Adolescente, puis un peu plus âgée, devenue étudiante, je me disais, lorsque j'assistais à ces repas, que je ne voudrais pas pour moi plus tard de ces mondanités pleines de vacuités : ces superficialités si bien orchestrées, ces platitudes si aimables, ces codes de politesse si scrupuleusement respectés... Non, tout ça, ça ne serait pas pour moi. J'avais cet hypocrite refus de devenir moi aussi "bourgeoise" et je mettais derrière ce mot un peu tout ce que des convictions gauchisantes m'amenaient à confondre.Aujourd'hui, les samedis soirs, je suis invitée chez des couples d'amis - des amis d'O. ou bien les miens, peu importe. On arrive chez eux un peu en retard avec une bouteille de vin ou bien un gros bouquet de fleurs en disant au maître de maison qu'il faut mettre le Muscadet au frais et arroser deux fois par semaine le cyclamen. On s'assoit sur le canapé : et le boulot, comment ça va ? et vos vacances à Bruges, ça s'est bien passé ? et les préparatifs du mariage, ça avance ? Les amis habitent un deux-pièces en banlieue et vont se marier en juin prochain. Ils disent combien ils sont à l'étroit dans leur 50 m² et qu'ils cherchent à acheter un 4 pièces parce qu'ils en ont marre de la location. A table, ils nous servent à boire dans des verres de couleurs légèrement courbés sur le côté, comme c'est la mode. On discute du marché de l'immobilier à Paris aujourd'hui, de la délocalisation du développement informatique en Inde et du séjour de l'un d'entre nous à la Réunion.
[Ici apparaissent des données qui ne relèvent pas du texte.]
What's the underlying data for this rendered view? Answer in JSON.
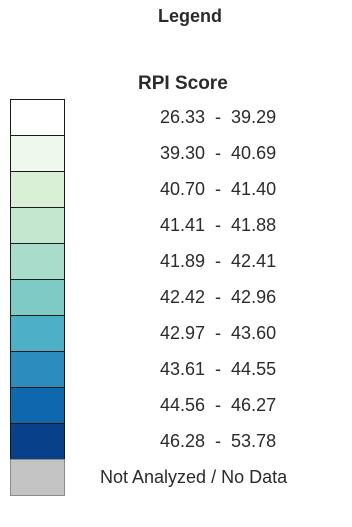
{
  "legend": {
    "title": "Legend",
    "subtitle": "RPI Score",
    "classes": [
      {
        "min": "26.33",
        "max": "39.29",
        "color": "#ffffff"
      },
      {
        "min": "39.30",
        "max": "40.69",
        "color": "#eef8ec"
      },
      {
        "min": "40.70",
        "max": "41.40",
        "color": "#daf0d6"
      },
      {
        "min": "41.41",
        "max": "41.88",
        "color": "#c3e7cf"
      },
      {
        "min": "41.89",
        "max": "42.41",
        "color": "#a9dcca"
      },
      {
        "min": "42.42",
        "max": "42.96",
        "color": "#7ecac4"
      },
      {
        "min": "42.97",
        "max": "43.60",
        "color": "#4eb0c6"
      },
      {
        "min": "43.61",
        "max": "44.55",
        "color": "#2d8cbe"
      },
      {
        "min": "44.56",
        "max": "46.27",
        "color": "#0f68ad"
      },
      {
        "min": "46.28",
        "max": "53.78",
        "color": "#08418a"
      }
    ],
    "separator": "-",
    "no_data": {
      "label": "Not Analyzed / No Data",
      "color": "#c3c3c3"
    }
  }
}
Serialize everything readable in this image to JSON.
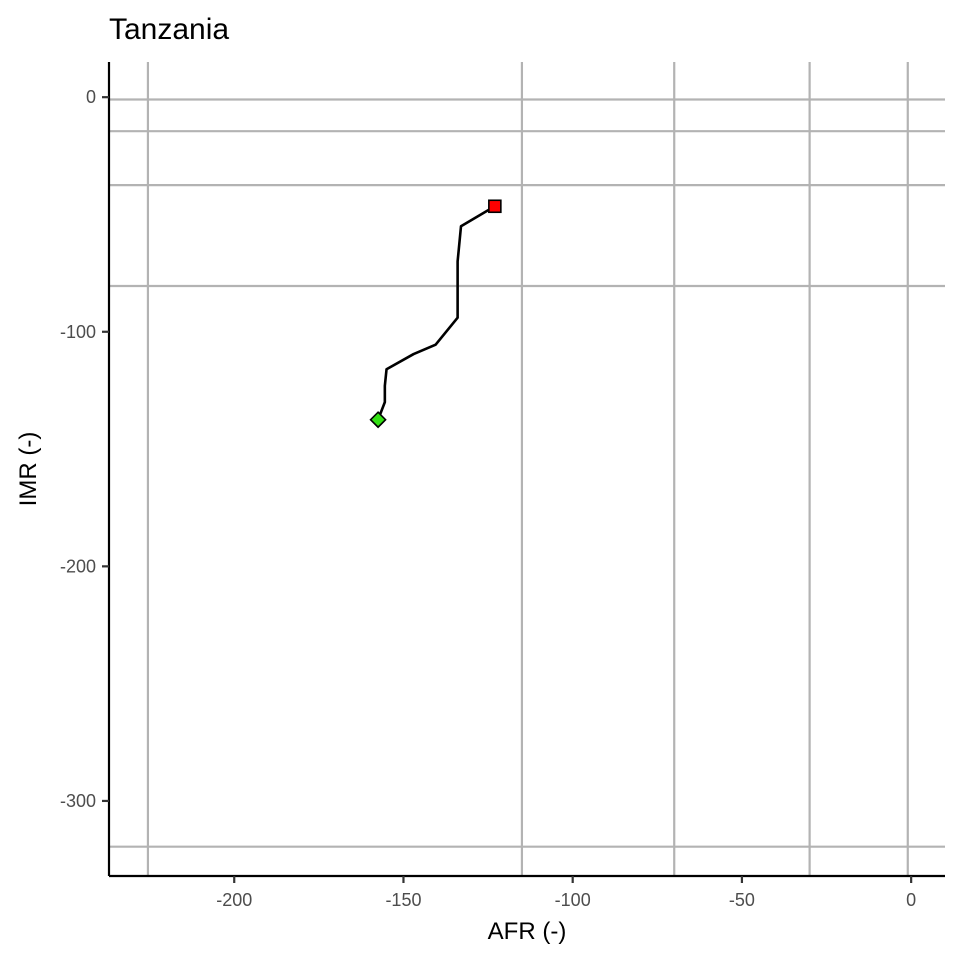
{
  "chart_data": {
    "type": "line",
    "title": "Tanzania",
    "xlabel": "AFR (-)",
    "ylabel": "IMR (-)",
    "xlim": [
      -237,
      10
    ],
    "ylim": [
      -332,
      15
    ],
    "x_ticks": [
      -200,
      -150,
      -100,
      -50,
      0
    ],
    "x_tick_labels": [
      "-200",
      "-150",
      "-100",
      "-50",
      "0"
    ],
    "y_ticks": [
      0,
      -100,
      -200,
      -300
    ],
    "y_tick_labels": [
      "0",
      "-100",
      "-200",
      "-300"
    ],
    "grid": {
      "vertical_x": [
        -225.5,
        -115,
        -70,
        -30,
        -1
      ],
      "horizontal_y": [
        -1,
        -14.5,
        -37.5,
        -80.5,
        -319.5
      ],
      "color": "#b3b3b3"
    },
    "series": [
      {
        "points": [
          {
            "x": -157.5,
            "y": -137.5
          },
          {
            "x": -155.5,
            "y": -130
          },
          {
            "x": -155.5,
            "y": -123
          },
          {
            "x": -155,
            "y": -116
          },
          {
            "x": -147,
            "y": -109.5
          },
          {
            "x": -140.5,
            "y": -105.5
          },
          {
            "x": -134,
            "y": -94
          },
          {
            "x": -134,
            "y": -70
          },
          {
            "x": -133,
            "y": -55
          },
          {
            "x": -123,
            "y": -46.5
          }
        ],
        "color": "#000000"
      }
    ],
    "markers": [
      {
        "role": "start",
        "shape": "diamond",
        "x": -157.5,
        "y": -137.5,
        "color": "#33e014"
      },
      {
        "role": "end",
        "shape": "square",
        "x": -123,
        "y": -46.5,
        "color": "#ff0000"
      }
    ]
  }
}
J'ai l'impression d'être devenue mes parents. Sentiment désagréable que la métamorphose est inéluctable et en même temps certitude que je ne suis pas là à ma place. Qu'est donc devenue mon amie d'enfance, celle avec qui je planchais sur les thème de latin au lycée ? C'est bien elle qui parle d'investir et d'avoir des mômes ? Et moi, suis-je aussi comme elle ? En un mot, suis-je devenue... bourgeoise ? Mon Dieu !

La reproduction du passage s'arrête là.